8th November 2019
Our 2019 Annual Report, including A review of disability service provision to people who have died 2018-19 was recently tabled in Parliament.
The review is our first to cover an entire year and details the results of 38 investigations into the quality of care provided to people with disability who have died, completed in 2018-19. This data adds to the 11 months of data from matters investigated in 2017-18, with a total of 188 deaths reported over the two years, and 58 completed investigations.
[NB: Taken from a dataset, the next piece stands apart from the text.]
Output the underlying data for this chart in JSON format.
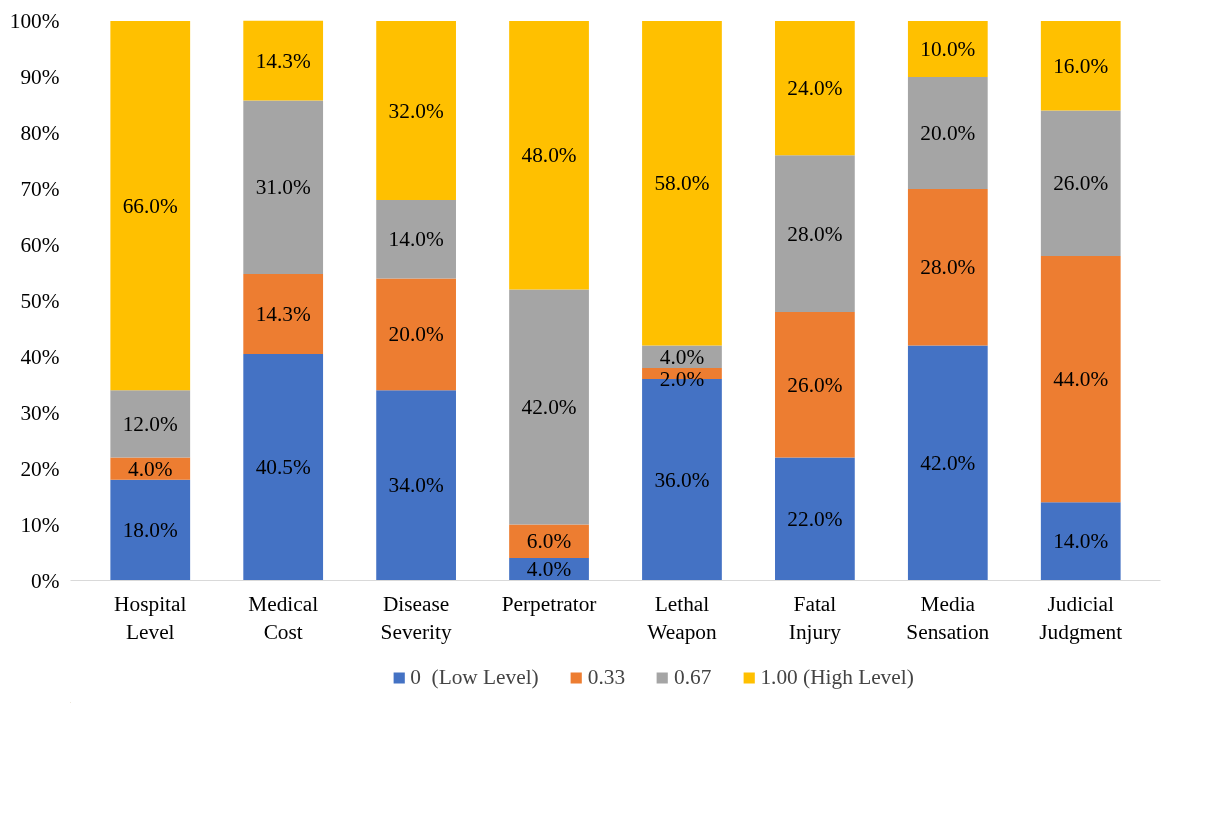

The recent review identifies significant issues of concern consistent with many of our inaugural 2017-18 report findings. Our major concerns include:
- the number of cases in which assessment and support plans about mealtime support were not followed by the disability service
- the lack of assessments and plans to support people with a disability to communicate their specific needs, and exercise choice and control over their lives
- poor management of health conditions, especially bowel management and managing deteriorating health
- poor record keeping by disability services, including missing and illegible case notes as well as inaccurate and outdated information, resulting in gaps in critical information.
It is essential that these significant issues and failures in disability services be addressed as a matter of urgency as the link to potentially preventable deaths of people with disability must be prioritised.
The review and Annual Report are available on our website, or in hard copy via our resources page.
I must emphasize that these outcomes are relevant for everyone, not just those subject to our investigations.
Providers play a vital role in empowering people with disability to live safe and fulfilling lives; an aim we share. I sincerely hope that service providers will respond to this report by increasing their focus on identifying and implementing appropriate supports for the people receiving their services.